Growing up, I watched the Chef Mother make large annual batches of the family hot kosher dill pickle recipe. This tradition, which she claims "burned many a mouth at the dinner table" but kept people coming back for more, involved making a salt brine, packing hot jars with dill, cucumbers, garlic, dried chiles, and allspice, filling the jars with brine, and processing the pickles in a boiling water bath. When the Chef Mother stopped making them, I took over, supplying the rest of the family and a new generation of friends who declared these to be the best pickles ever.

Still, I was unmoved by pickles.

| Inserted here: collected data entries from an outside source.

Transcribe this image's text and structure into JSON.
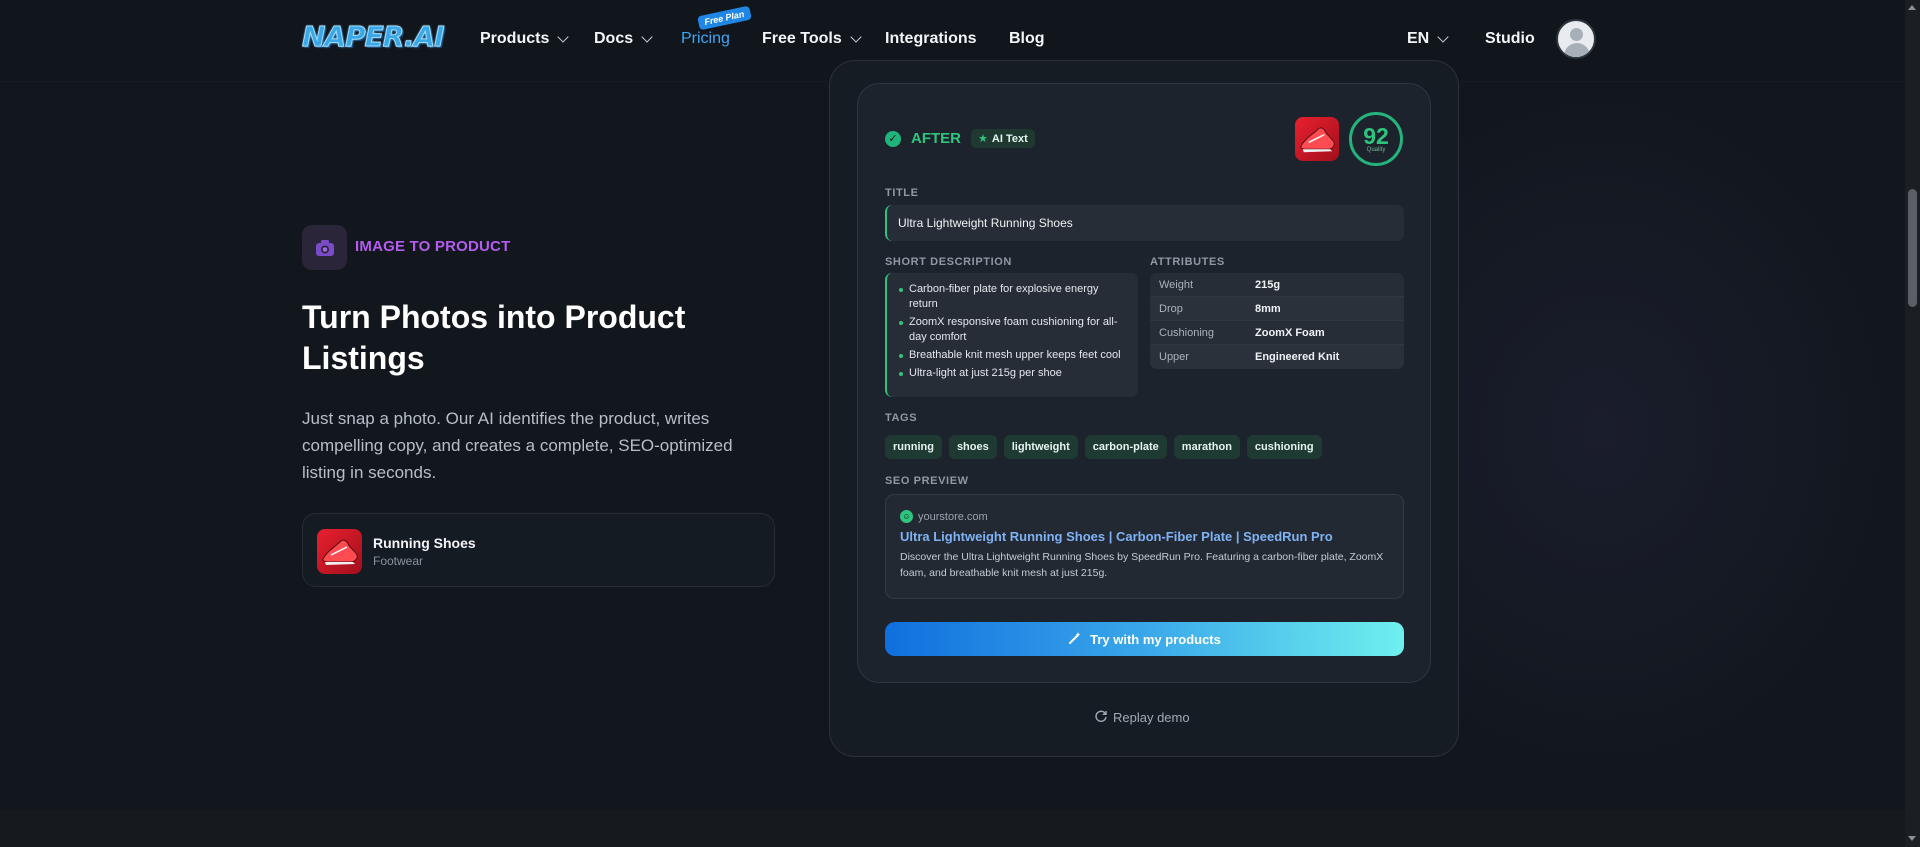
{
  "nav": {
    "logo": "NAPER.AI",
    "items": [
      {
        "label": "Products",
        "dropdown": true
      },
      {
        "label": "Docs",
        "dropdown": true
      },
      {
        "label": "Pricing",
        "badge": "Free Plan"
      },
      {
        "label": "Free Tools",
        "dropdown": true
      },
      {
        "label": "Integrations"
      },
      {
        "label": "Blog"
      }
    ],
    "language": "EN",
    "studio": "Studio"
  },
  "feature": {
    "icon": "camera-icon",
    "label": "IMAGE TO PRODUCT",
    "headline": "Turn Photos into Product Listings",
    "description": "Just snap a photo. Our AI identifies the product, writes compelling copy, and creates a complete, SEO-optimized listing in seconds.",
    "product_card": {
      "name": "Running Shoes",
      "category": "Footwear"
    }
  },
  "demo": {
    "status": "AFTER",
    "badge": "AI Text",
    "score": "92",
    "score_label": "Quality",
    "title_label": "TITLE",
    "title": "Ultra Lightweight Running Shoes",
    "short_description_label": "SHORT DESCRIPTION",
    "bullets": [
      "Carbon-fiber plate for explosive energy return",
      "ZoomX responsive foam cushioning for all-day comfort",
      "Breathable knit mesh upper keeps feet cool",
      "Ultra-light at just 215g per shoe"
    ],
    "attributes_label": "ATTRIBUTES",
    "attributes": [
      {
        "key": "Weight",
        "value": "215g"
      },
      {
        "key": "Drop",
        "value": "8mm"
      },
      {
        "key": "Cushioning",
        "value": "ZoomX Foam"
      },
      {
        "key": "Upper",
        "value": "Engineered Knit"
      }
    ],
    "tags_label": "TAGS",
    "tags": [
      "running",
      "shoes",
      "lightweight",
      "carbon-plate",
      "marathon",
      "cushioning"
    ],
    "seo_label": "SEO PREVIEW",
    "seo": {
      "domain": "yourstore.com",
      "title": "Ultra Lightweight Running Shoes | Carbon-Fiber Plate | SpeedRun Pro",
      "description": "Discover the Ultra Lightweight Running Shoes by SpeedRun Pro. Featuring a carbon-fiber plate, ZoomX foam, and breathable knit mesh at just 215g."
    },
    "cta": "Try with my products",
    "replay": "Replay demo"
  },
  "colors": {
    "background": "#12171e",
    "accent_green": "#2fc47e",
    "accent_purple": "#b45cf0",
    "accent_blue": "#3ea6f4"
  }
}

I came to appreciate chutneys the more I ate at Indian restaurants, and gifts from friends of homemade zucchini relish and dilled green beans gradually held more appeal for my taste buds.

But last year, when I found fresh cider vinegar at the local farmers' market, everything changed.

I trotted out the Chef Mother's watermelon pickle recipe -- the one at which I had turned up my nose throughout childhood -- and suddenly found I couldn't get enough. I experimented with chutneys, and I promised myself that I would try more recipes this year, leading me to try spiced cherries, a mixed vegetable pickle, and a red onion confit.

As always, when you're just starting to try pickle making, find a recipe that sounds good to you and follow it to the letter. Salt and vinegar may be prime preservation ingredients, but there are still some basics you'll need to follow to avoid problems with spoilage:

1. Make sure your jars are clean and free of cracks or missing chips that can deter the pickle from getting a good seal.
2. Use new lids (again, to ensure a proper seal).
3. Clean and sterilize the jars, lids, and rings in a boiling water bath.
4. Use the freshest possible produce, avoiding any fruits or vegetables that are moldy, bruised, or otherwise damaged.
5. Rinse (or scrub, if possible) the produce and dry it gently before use.
6. Follow the recipe.

Many pickle recipes start with salting the vegetables to draw out excess moisture, though this is not always the case. If you do use a recipe that requires this step, be sure you drain, rinse, and again drain the produce thoroughly.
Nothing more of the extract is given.